Le fonctionnement d'un surpresseur repose sur un principe de régulation de la pression piloté par un pressostat et, selon le modèle, par un ballon de stockage. La logique la plus répandue concerne le surpresseur eau, utilisé pour maintenir une pression constante dans les réseaux de distribution, les installations industrielles et les systèmes d'irrigation. Le fonctionnement d'un surpresseur d'air suit une mécanique distincte, adaptée aux procédés nécessitant un débit d'air sous pression. Le surpresseur à vessie constitue la variante la plus fréquente pour l'eau, avec un ballon intégrant une membrane qui joue un rôle central dans la stabilité de la pression.
Devis pour un surpresseur

Comment fonctionne un surpresseur d'eau ?

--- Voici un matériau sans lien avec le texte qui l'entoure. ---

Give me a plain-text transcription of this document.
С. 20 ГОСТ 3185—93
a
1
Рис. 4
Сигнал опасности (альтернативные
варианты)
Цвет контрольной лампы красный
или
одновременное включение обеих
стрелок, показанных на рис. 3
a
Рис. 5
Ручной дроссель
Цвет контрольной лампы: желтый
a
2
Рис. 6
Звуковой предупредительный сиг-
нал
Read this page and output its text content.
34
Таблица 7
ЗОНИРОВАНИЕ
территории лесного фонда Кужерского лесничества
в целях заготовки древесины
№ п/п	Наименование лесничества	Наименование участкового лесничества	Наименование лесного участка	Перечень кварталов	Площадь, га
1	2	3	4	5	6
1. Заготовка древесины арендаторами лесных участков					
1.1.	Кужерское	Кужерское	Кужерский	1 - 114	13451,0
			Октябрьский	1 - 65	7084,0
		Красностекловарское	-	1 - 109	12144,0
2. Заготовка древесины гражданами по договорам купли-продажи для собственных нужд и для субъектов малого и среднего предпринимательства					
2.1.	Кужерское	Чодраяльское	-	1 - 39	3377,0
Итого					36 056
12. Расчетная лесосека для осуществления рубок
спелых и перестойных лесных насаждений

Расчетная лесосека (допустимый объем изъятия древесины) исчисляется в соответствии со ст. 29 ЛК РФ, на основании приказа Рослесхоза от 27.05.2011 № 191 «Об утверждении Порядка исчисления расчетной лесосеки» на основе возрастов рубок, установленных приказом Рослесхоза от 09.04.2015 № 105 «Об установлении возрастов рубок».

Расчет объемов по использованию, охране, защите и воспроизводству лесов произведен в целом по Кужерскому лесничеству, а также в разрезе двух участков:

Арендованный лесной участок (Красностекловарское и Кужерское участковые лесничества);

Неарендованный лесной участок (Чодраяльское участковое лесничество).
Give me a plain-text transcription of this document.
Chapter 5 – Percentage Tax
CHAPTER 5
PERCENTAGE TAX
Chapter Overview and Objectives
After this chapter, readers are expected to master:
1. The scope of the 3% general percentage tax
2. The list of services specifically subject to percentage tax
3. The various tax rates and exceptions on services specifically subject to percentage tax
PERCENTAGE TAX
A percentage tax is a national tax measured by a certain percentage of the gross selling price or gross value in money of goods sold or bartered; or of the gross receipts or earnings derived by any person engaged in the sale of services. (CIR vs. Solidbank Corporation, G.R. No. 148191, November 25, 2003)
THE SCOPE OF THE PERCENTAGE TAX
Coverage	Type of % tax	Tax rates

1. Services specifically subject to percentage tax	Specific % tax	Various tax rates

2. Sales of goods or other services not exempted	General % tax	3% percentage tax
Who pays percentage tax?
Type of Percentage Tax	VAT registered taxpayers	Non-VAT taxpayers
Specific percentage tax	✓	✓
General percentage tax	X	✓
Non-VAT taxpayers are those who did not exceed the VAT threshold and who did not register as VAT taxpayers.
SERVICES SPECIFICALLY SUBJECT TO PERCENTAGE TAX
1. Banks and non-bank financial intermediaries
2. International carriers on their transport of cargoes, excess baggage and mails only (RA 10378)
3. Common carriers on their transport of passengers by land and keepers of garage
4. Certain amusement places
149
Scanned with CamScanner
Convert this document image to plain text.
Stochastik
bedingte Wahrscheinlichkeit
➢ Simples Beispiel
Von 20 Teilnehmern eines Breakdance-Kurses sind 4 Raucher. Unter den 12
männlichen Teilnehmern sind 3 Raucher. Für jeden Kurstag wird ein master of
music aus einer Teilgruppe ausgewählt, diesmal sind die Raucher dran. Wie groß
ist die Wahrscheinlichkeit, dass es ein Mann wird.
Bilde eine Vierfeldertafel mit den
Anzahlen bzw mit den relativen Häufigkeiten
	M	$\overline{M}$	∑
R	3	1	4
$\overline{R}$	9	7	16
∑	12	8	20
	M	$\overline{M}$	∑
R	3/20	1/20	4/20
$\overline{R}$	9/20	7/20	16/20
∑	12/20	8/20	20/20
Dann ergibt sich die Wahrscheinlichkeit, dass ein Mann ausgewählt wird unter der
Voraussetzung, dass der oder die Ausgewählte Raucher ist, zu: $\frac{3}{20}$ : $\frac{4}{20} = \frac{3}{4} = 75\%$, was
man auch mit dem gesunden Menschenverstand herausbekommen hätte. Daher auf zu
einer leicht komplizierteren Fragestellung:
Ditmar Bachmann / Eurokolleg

Le fonctionnement du surpresseur d'eau repose sur un cycle automatique piloté par la pression du réseau. La pompe aspire l'eau depuis sa source (réseau, puits, forage ou cuve) et la refoule vers le circuit sous pression. Un pressostat surveille en continu la pression disponible et commande le démarrage ou l'arrêt de la pompe selon deux seuils : le seuil d'enclenchement (pression basse) et le seuil de coupure (pression haute).
  • Quand la pression descend sous le seuil bas, le pressostat démarre la pompe.
  • La pompe met l'eau en pression et alimente le réseau ainsi que le ballon de stockage.
  • Quand la pression atteint le seuil haut, le pressostat coupe la pompe.
  • Entre les deux seuils, le ballon fournit l'eau nécessaire aux petits puisages sans démarrer la pompe.
Le fonctionnement d'un surpresseur d'eau avec pompe surpresseur intègre également un clapet anti-retour qui empêche l'eau de refluer vers la source à l'arrêt, et un manomètre qui permet de lire la pression en temps réel. Le repère pratique à retenir : 1 bar correspond à environ 10 m de hauteur à élever, ce qui permet de relier la pression de coupure à la hauteur de refoulement nécessaire. Le fonctionnement surpresseur eau décrit ici constitue le principe de base du groupe de surpression fonctionnement, qu'il s'agisse d'une installation tertiaire, d'un réseau de distribution ou d'un système d'irrigation agricole.
 surpresseur d'eau

Composants de régulation de la pression et du débit

Un groupe de surpression associe plusieurs organes dont chacun remplit un rôle précis dans le cycle de régulation.
  • La pompe (pompe hydraulique de surface ou immergée) met l'eau sous pression et alimente le réseau et le ballon.
  • Le moteur (électrique, monophasé 230 V pour les installations courantes, triphasé 380 V pour les installations plus puissantes) entraîne la pompe.
  • Le pressostat (ou contacteur manométrique) mesure la pression via une membrane sensible et envoie le signal électrique de marche ou d'arrêt à la pompe. Il existe en version mécanique (réglage par ressorts) et en version électronique (affichage et protection manque d'eau intégrée).
  • Le ballon surpresseurvessie ou à diaphragme) stocke l'eau sous pression grâce à un matelas d'air ; il absorbe les variations de débit et réduit la fréquence des démarrages. La réserve utile représente environ 30 % du volume total du ballon.
  • Le clapet anti-retour empêche l'eau de refluer vers la source à l'arrêt de la pompe et maintient la pression dans le circuit.
  • Le manomètre affiche la pression du circuit et sert de référence lors des réglages et des diagnostics.
  • La filtration amont protège la pompe des particules (sable, calcaire) lorsque l'eau provient d'un puits, d'un forage ou d'une cuve.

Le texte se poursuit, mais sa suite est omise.